So I'm running into a problem where I have a full queue of jobs that are super-db intensive. This situation is very rare with my app, but if there were a specific failure it would cause me to hit it. The issue is that when these jobs execute, some of them time out because the combined load on the db causes the queries to either lock on one another or just take much longer in general. When this happens, the jobs' execution time expires (as specified by the timeout option) and they go into the retries "queue."
The actual issue is when the jobs are retried. Since they are all retried around the same time, the exact same issue happens, and the cycle continues. To me, a possible solution is to have a "splay" added to the retry time that causes there to be an increasing difference in actual retry times. It seems like this would be a simple enough thing to add, as it should just be a simple multiplication of a random number in the algorithm that determines the retry time. Would you be interested in this feature?

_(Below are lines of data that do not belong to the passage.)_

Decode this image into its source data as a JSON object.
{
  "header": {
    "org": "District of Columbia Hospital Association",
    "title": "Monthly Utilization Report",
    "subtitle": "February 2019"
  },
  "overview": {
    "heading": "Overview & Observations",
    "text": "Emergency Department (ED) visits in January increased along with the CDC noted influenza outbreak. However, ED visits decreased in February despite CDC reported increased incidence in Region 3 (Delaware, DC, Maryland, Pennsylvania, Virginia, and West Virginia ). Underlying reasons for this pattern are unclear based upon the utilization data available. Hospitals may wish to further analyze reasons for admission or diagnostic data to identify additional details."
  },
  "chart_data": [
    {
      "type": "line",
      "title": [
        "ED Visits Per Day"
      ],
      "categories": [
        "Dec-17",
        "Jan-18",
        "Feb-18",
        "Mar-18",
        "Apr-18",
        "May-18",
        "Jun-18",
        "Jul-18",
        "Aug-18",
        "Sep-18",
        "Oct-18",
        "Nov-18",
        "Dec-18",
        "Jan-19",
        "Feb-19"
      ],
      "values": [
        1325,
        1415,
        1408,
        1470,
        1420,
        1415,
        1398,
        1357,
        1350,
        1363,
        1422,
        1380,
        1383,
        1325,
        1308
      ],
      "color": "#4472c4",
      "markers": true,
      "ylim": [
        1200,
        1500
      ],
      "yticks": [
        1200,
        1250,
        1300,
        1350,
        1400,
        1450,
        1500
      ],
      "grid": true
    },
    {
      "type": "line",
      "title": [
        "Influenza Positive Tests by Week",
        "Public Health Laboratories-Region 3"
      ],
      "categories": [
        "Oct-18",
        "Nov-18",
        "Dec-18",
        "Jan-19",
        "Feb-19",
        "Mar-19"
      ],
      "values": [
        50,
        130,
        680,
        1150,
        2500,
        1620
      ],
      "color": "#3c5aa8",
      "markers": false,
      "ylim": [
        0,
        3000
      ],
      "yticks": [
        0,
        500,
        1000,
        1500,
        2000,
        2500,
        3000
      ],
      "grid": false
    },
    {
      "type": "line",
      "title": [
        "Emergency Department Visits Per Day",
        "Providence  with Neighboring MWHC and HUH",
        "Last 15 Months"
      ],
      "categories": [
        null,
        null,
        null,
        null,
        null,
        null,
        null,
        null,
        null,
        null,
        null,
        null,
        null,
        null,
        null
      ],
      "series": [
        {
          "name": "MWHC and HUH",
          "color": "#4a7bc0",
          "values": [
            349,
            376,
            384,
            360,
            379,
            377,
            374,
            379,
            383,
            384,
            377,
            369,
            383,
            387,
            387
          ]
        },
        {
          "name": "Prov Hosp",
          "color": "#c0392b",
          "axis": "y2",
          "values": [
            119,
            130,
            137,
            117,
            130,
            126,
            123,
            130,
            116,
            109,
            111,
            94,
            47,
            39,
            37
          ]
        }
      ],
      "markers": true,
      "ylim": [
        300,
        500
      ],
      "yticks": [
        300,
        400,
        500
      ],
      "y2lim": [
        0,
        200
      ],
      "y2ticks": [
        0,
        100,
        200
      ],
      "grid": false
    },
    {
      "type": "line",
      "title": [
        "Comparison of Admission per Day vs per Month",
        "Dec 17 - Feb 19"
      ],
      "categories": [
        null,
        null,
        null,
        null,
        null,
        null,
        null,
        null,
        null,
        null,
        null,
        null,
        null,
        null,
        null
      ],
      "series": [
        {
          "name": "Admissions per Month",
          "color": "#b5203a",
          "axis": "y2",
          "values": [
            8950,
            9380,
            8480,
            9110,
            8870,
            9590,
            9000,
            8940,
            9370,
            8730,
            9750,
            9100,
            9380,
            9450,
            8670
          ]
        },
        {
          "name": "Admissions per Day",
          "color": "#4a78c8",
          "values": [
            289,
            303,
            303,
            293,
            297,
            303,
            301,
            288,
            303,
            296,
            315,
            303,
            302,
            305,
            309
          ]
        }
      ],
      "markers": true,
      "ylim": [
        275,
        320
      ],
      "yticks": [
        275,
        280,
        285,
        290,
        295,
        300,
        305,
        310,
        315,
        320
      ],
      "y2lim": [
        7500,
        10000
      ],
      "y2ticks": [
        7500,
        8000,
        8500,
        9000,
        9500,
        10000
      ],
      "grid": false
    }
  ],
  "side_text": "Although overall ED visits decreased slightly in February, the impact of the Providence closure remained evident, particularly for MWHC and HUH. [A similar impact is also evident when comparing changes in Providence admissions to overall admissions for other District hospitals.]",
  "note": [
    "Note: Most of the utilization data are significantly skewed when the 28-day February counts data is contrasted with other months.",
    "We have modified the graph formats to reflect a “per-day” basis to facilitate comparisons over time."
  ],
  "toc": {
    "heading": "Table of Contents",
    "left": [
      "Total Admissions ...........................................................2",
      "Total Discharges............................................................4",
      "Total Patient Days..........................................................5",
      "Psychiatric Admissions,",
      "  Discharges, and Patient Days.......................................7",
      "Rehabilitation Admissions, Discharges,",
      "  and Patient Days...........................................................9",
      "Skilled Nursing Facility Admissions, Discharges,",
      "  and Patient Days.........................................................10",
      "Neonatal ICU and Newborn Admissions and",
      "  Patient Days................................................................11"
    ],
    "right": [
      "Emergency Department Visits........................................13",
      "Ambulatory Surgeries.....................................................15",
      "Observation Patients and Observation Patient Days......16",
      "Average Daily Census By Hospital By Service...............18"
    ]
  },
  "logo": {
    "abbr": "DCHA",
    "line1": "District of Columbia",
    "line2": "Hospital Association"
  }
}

There is already a delay for retries but you're probably running into an edge case where, when all of your retries run, they themselves cause the problem.
I wonder if you could handle this by using another queue (do we have custom retry queues?) and firing up another sidekiq server to serially process the retries?
@bbhoss That would be rad. I've run into the same issue before but not badly enough for me to fix it.
Cool, I'll work on a pull request then. It looks like I only need to tweak the formula here, correct?
@mperham It doesn't look like you have any existing test infrastructure for the retry_at time. Would you like me to add some or is a simple 1-line patch to the DELAY proc ok?
I'm ok with a one line patch.
Added a splay to the delay time for retried jobs. [Fixes #480]
The amount of splay increases as the number of failures increases. The maximum amount of splay is equal to 30 * (the number of times the job has failed, plus 1). For the default max retries setting, the maximum splay would be 780 seconds.